Moments before Thursday’s announcement, notes were passed to Truss and senior members of her team in parliament, prompting them to leave the chamber.
Truss tweeted almost immediately afterwards: “The whole country will be deeply concerned by the news from Buckingham Palace this lunchtime,” she added.
“My thoughts – and the thoughts of people across our United Kingdom – are with Her Majesty The Queen and her family at this time.”
Truss has no plans at the moment to travel to Scotland, her spokesman said on Thursday, declining to comment on the queen’s health situation.
Archbishop of Canterbury Justin Welby, the highest-ranking cleric in the Church of England that the queen heads, said the queen was in his prayers.
“May God’s presence strengthen and comfort Her Majesty, her family, and those who are caring for her at Balmoral,” he tweeted.
Political leaders from Britain’s devolved nations in Scotland, Wales and Northern Ireland, also sent their best wishes.
Four days of public events were held in June to mark the queen’s record-breaking Platinum Jubilee, but she made only two appearances to acknowledge the huge crowds in central London.
As well as the United Kingdom, the queen is also head of state in 14 Commonwealth countries around the world, including Canada, Australia and New Zealand.

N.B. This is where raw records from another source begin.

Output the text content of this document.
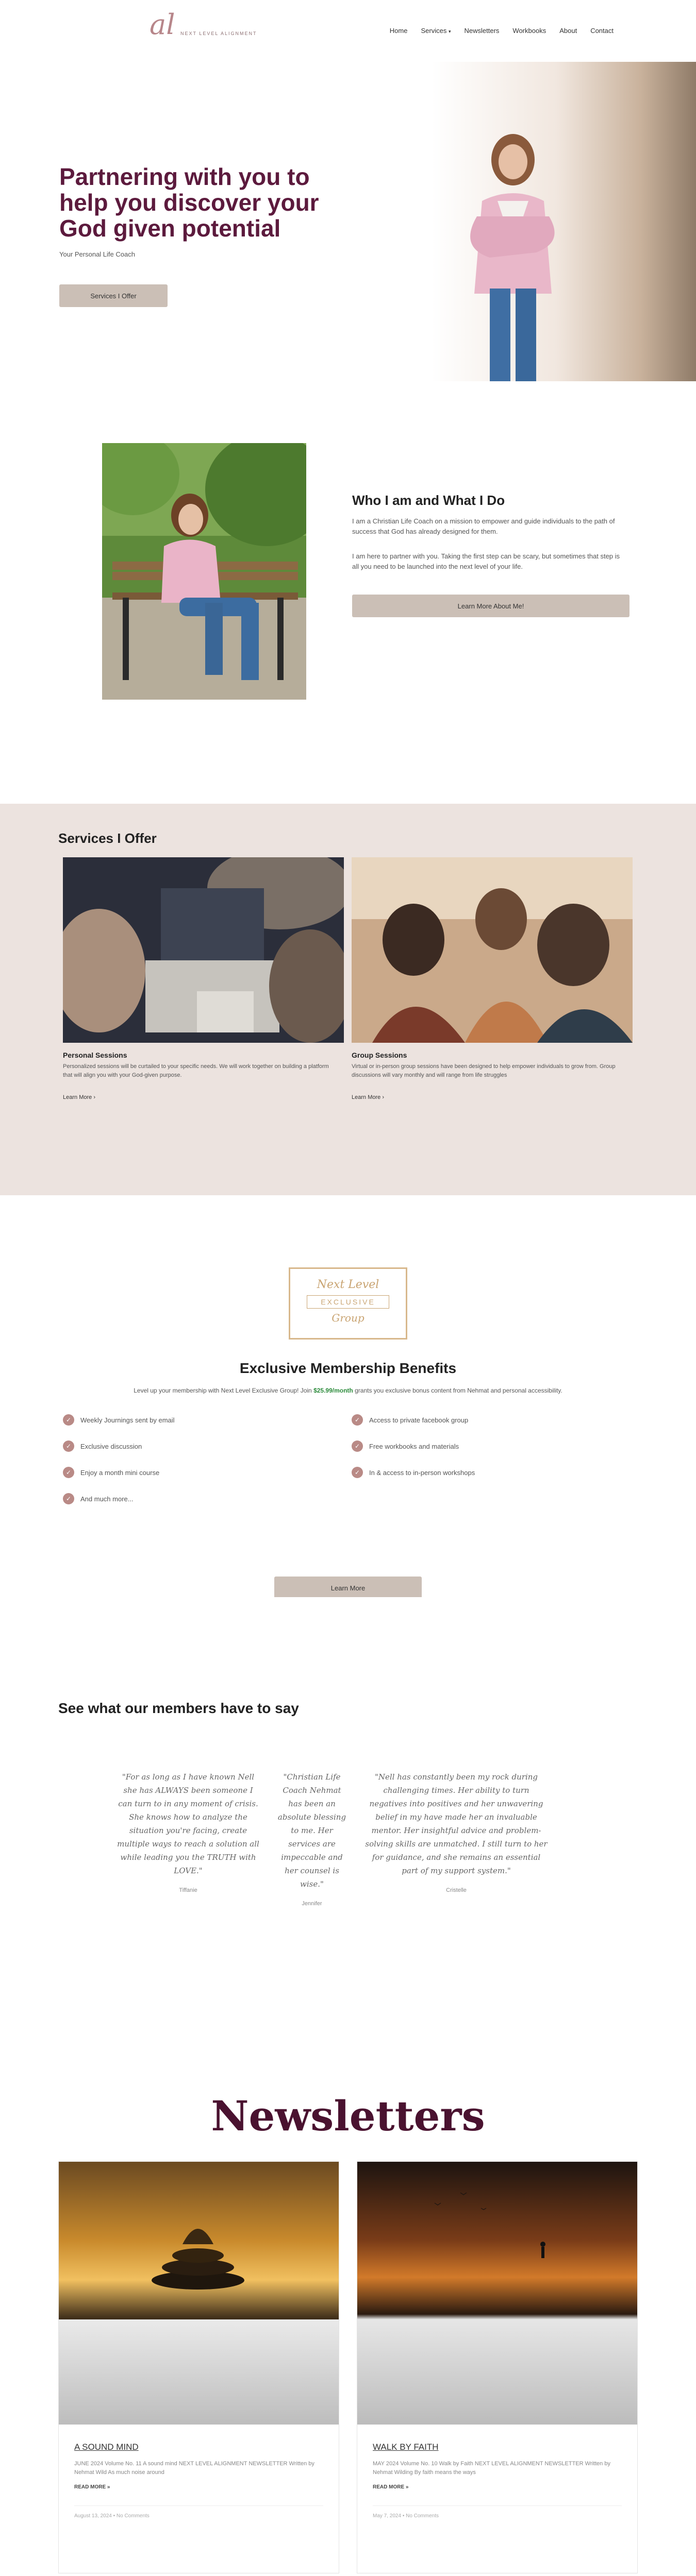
al NEXT LEVEL ALIGNMENT	Home Services ▾ Newsletters Workbooks About Contact
Partnering with you to help you discover your God given potential
Your Personal Life Coach
Services I Offer
Who I am and What I Do
I am a Christian Life Coach on a mission to empower and guide individuals to the path of success that God has already designed for them.
I am here to partner with you. Taking the first step can be scary, but sometimes that step is all you need to be launched into the next level of your life.
Learn More About Me!
Services I Offer
Personal Sessions
Personalized sessions will be curtailed to your specific needs. We will work together on building a platform that will align you with your God-given purpose.
Learn More ›
Group Sessions
Virtual or in-person group sessions have been designed to help empower individuals to grow from. Group discussions will vary monthly and will range from life struggles
Learn More ›
Next Level
EXCLUSIVE
Group
Exclusive Membership Benefits
Level up your membership with Next Level Exclusive Group! Join $25.99/month grants you exclusive bonus content from Nehmat and personal accessibility.
✓	Weekly Journings sent by email	✓	Access to private facebook group
✓	Exclusive discussion	✓	Free workbooks and materials
✓	Enjoy a month mini course	✓	In & access to in-person workshops
✓	And much more...
Learn More
See what our members have to say
"For as long as I have known Nell she has ALWAYS been someone I can turn to in any moment of crisis. She knows how to analyze the situation you're facing, create multiple ways to reach a solution all while leading you the TRUTH with LOVE."
Tiffanie
"Christian Life Coach Nehmat has been an absolute blessing to me. Her services are impeccable and her counsel is wise."
Jennifer
"Nell has constantly been my rock during challenging times. Her ability to turn negatives into positives and her unwavering belief in my have made her an invaluable mentor. Her insightful advice and problem-solving skills are unmatched. I still turn to her for guidance, and she remains an essential part of my support system."
Cristelle
Newsletters
A SOUND MIND
JUNE 2024 Volume No. 11 A sound mind NEXT LEVEL ALIGNMENT NEWSLETTER Written by Nehmat Wild As much noise around
READ MORE »
August 13, 2024 • No Comments
WALK BY FAITH
MAY 2024 Volume No. 10 Walk by Faith NEXT LEVEL ALIGNMENT NEWSLETTER Written by Nehmat Wilding By faith means the ways
READ MORE »
May 7, 2024 • No Comments
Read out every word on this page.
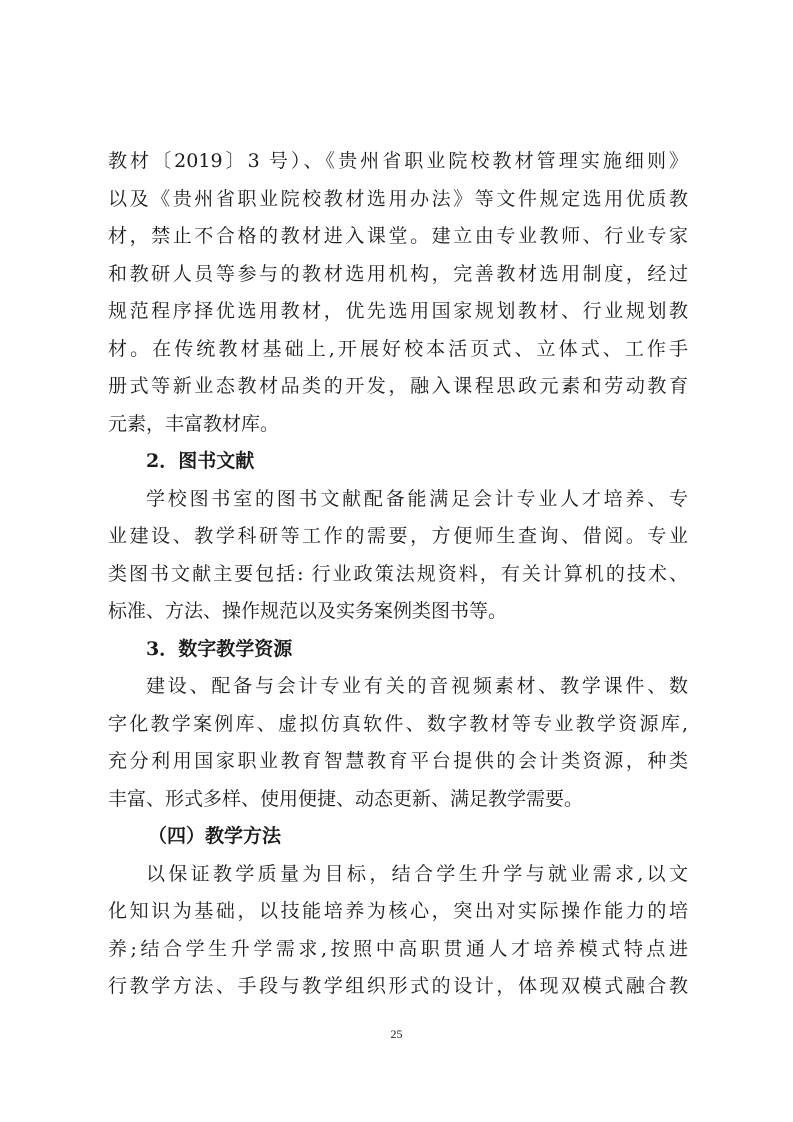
教材〔2019〕3 号）、《贵州省职业院校教材管理实施细则》
以及《贵州省职业院校教材选用办法》等文件规定选用优质教
材，禁止不合格的教材进入课堂。建立由专业教师、行业专家
和教研人员等参与的教材选用机构，完善教材选用制度，经过
规范程序择优选用教材，优先选用国家规划教材、行业规划教
材。在传统教材基础上,开展好校本活页式、立体式、工作手
册式等新业态教材品类的开发，融入课程思政元素和劳动教育
元素，丰富教材库。
2．图书文献
学校图书室的图书文献配备能满足会计专业人才培养、专
业建设、教学科研等工作的需要，方便师生查询、借阅。专业
类图书文献主要包括: 行业政策法规资料，有关计算机的技术、
标准、方法、操作规范以及实务案例类图书等。
3．数字教学资源
建设、配备与会计专业有关的音视频素材、教学课件、数
字化教学案例库、虚拟仿真软件、数字教材等专业教学资源库,
充分利用国家职业教育智慧教育平台提供的会计类资源，种类
丰富、形式多样、使用便捷、动态更新、满足教学需要。
（四）教学方法
以保证教学质量为目标，结合学生升学与就业需求,以文
化知识为基础，以技能培养为核心，突出对实际操作能力的培
养;结合学生升学需求,按照中高职贯通人才培养模式特点进
行教学方法、手段与教学组织形式的设计，体现双模式融合教
25
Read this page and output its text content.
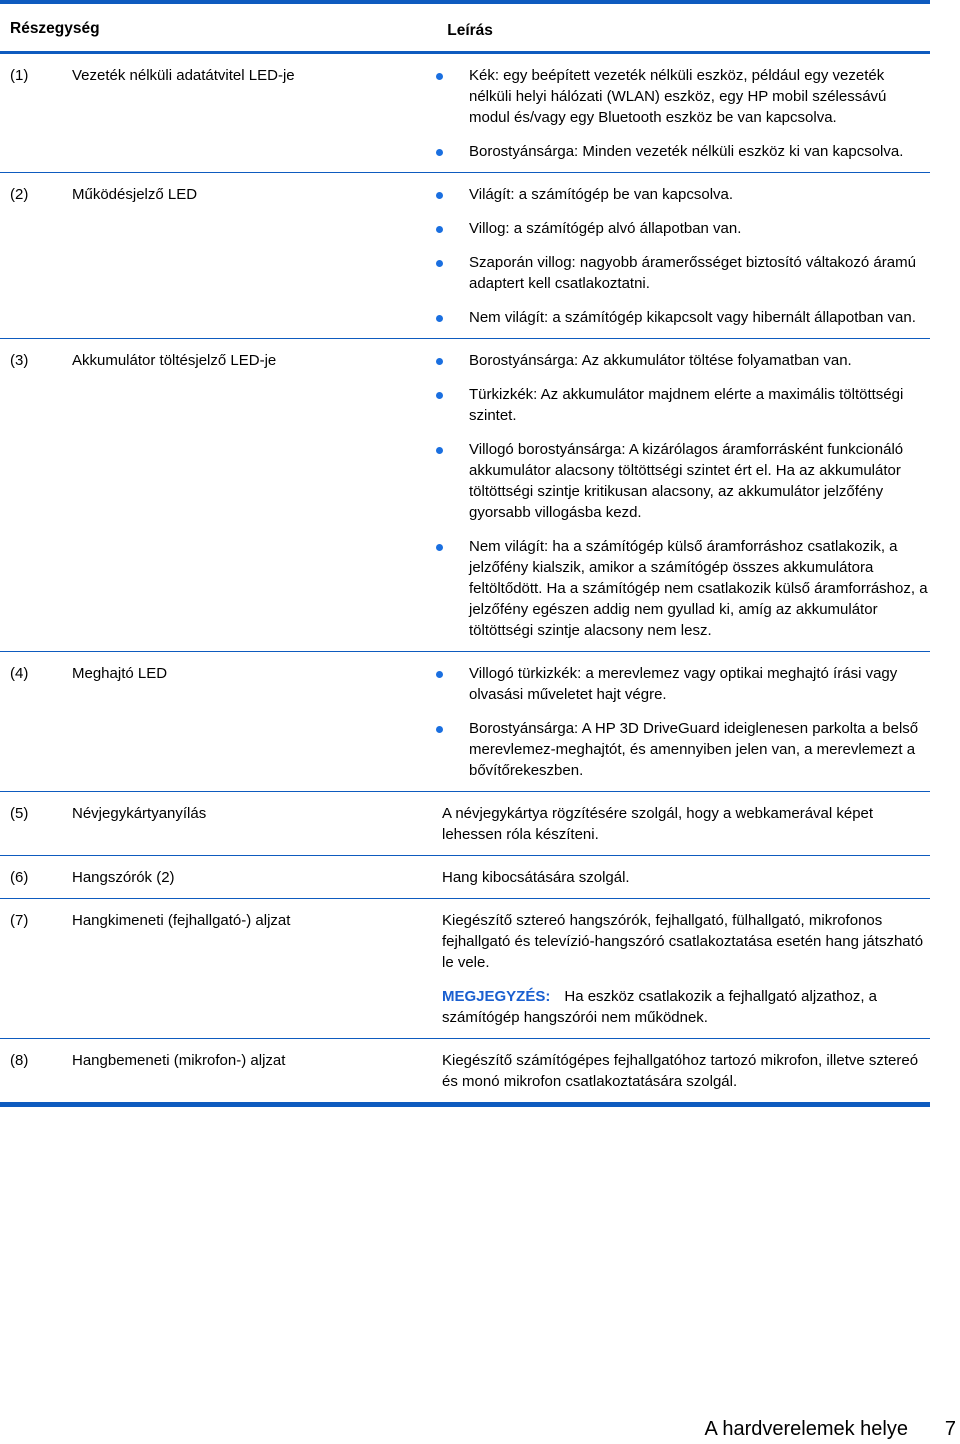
Részegység	Leírás
(1)	Vezeték nélküli adatátvitel LED-je	Kék: egy beépített vezeték nélküli eszköz, például egy vezeték nélküli helyi hálózati (WLAN) eszköz, egy HP mobil szélessávú modul és/vagy egy Bluetooth eszköz be van kapcsolva.
Borostyánsárga: Minden vezeték nélküli eszköz ki van kapcsolva.
(2)	Működésjelző LED	Világít: a számítógép be van kapcsolva.
Villog: a számítógép alvó állapotban van.
Szaporán villog: nagyobb áramerősséget biztosító váltakozó áramú adaptert kell csatlakoztatni.
Nem világít: a számítógép kikapcsolt vagy hibernált állapotban van.
(3)	Akkumulátor töltésjelző LED-je	Borostyánsárga: Az akkumulátor töltése folyamatban van.
Türkizkék: Az akkumulátor majdnem elérte a maximális töltöttségi szintet.
Villogó borostyánsárga: A kizárólagos áramforrásként funkcionáló akkumulátor alacsony töltöttségi szintet ért el. Ha az akkumulátor töltöttségi szintje kritikusan alacsony, az akkumulátor jelzőfény gyorsabb villogásba kezd.
Nem világít: ha a számítógép külső áramforráshoz csatlakozik, a jelzőfény kialszik, amikor a számítógép összes akkumulátora feltöltődött. Ha a számítógép nem csatlakozik külső áramforráshoz, a jelzőfény egészen addig nem gyullad ki, amíg az akkumulátor töltöttségi szintje alacsony nem lesz.
(4)	Meghajtó LED	Villogó türkizkék: a merevlemez vagy optikai meghajtó írási vagy olvasási műveletet hajt végre.
Borostyánsárga: A HP 3D DriveGuard ideiglenesen parkolta a belső merevlemez-meghajtót, és amennyiben jelen van, a merevlemezt a bővítőrekeszben.
(5)	Névjegykártyanyílás	A névjegykártya rögzítésére szolgál, hogy a webkamerával képet lehessen róla készíteni.
(6)	Hangszórók (2)	Hang kibocsátására szolgál.
(7)	Hangkimeneti (fejhallgató-) aljzat	Kiegészítő sztereó hangszórók, fejhallgató, fülhallgató, mikrofonos fejhallgató és televízió-hangszóró csatlakoztatása esetén hang játszható le vele.

MEGJEGYZÉS: Ha eszköz csatlakozik a fejhallgató aljzathoz, a számítógép hangszórói nem működnek.

(8)	Hangbemeneti (mikrofon-) aljzat	Kiegészítő számítógépes fejhallgatóhoz tartozó mikrofon, illetve sztereó és monó mikrofon csatlakoztatására szolgál.
A hardverelemek helye 7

She also heads the Commonwealth grouping, which comprises 56 nations and takes in more than a quarter of humanity.
For most of her subjects, she is the only monarch they have ever known, featuring on stamps, banknotes and coins, and immortalised in popular culture.
But Britons were forced to face the reality that her reign in her twilight years, when her husband of 73 years, Prince Philip, died in April 2021, just weeks shy of his 100th birthday.
In recent years, she has been forced to face a succession of scandals involving senior royals, including her second son Prince Andrew for links to the convicted paedophile Jeffrey Epstein.
Grandson Prince Harry and his wife, Meghan, also rocked the palace by quitting royal life, and criticising the institution, even accusing it of racism.